A dívida pública brasileira chegou a R$ 10,8 trilhões em junho, o equivalente a 81,9% de tudo o que o país produz em um ano. O número foi divulgado pelo Banco Central e é o mais alto desde 2021, quando a pandemia de Covid-19 empurrou os gastos do governo para o topo da série histórica.

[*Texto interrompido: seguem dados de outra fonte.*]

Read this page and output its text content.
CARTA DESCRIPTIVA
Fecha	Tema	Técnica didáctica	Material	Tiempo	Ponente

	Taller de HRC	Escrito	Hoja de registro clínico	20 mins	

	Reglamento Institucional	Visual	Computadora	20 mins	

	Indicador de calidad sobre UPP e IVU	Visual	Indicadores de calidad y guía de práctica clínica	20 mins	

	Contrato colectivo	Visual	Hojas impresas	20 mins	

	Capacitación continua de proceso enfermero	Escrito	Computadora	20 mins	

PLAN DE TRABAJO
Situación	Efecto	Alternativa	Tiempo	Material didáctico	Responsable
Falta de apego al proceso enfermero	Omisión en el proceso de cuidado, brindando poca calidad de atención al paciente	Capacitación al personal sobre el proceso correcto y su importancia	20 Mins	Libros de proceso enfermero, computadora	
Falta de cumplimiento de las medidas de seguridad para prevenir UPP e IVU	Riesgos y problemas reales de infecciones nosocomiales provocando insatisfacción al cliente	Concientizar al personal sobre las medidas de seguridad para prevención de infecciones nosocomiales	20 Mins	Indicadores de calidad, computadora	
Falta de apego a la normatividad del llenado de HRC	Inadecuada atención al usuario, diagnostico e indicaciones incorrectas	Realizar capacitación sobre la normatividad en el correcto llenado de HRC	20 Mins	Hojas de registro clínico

O indicador em questão é a Dívida Bruta do Governo Geral, que soma o endividamento da União, dos estados e dos municípios. Ele é acompanhado de perto por investidores porque mostra o tamanho do compromisso do setor público em relação à capacidade da economia de gerar riqueza.
Como a dívida pública chegou a esse patamar
O recorde da série continua sendo outubro de 2020, quando o indicador bateu 87,6% do PIB no auge dos gastos emergenciais da pandemia. Depois disso o percentual recuou, voltou a subir e agora se aproxima novamente daquele nível, mas sem uma emergência sanitária no caminho.
Em dezembro de 2022, ao fim do governo anterior, a relação estava em 71,7% do PIB. A diferença para os 81,9% de junho é de 10,2 pontos percentuais acumulados ao longo do atual mandato.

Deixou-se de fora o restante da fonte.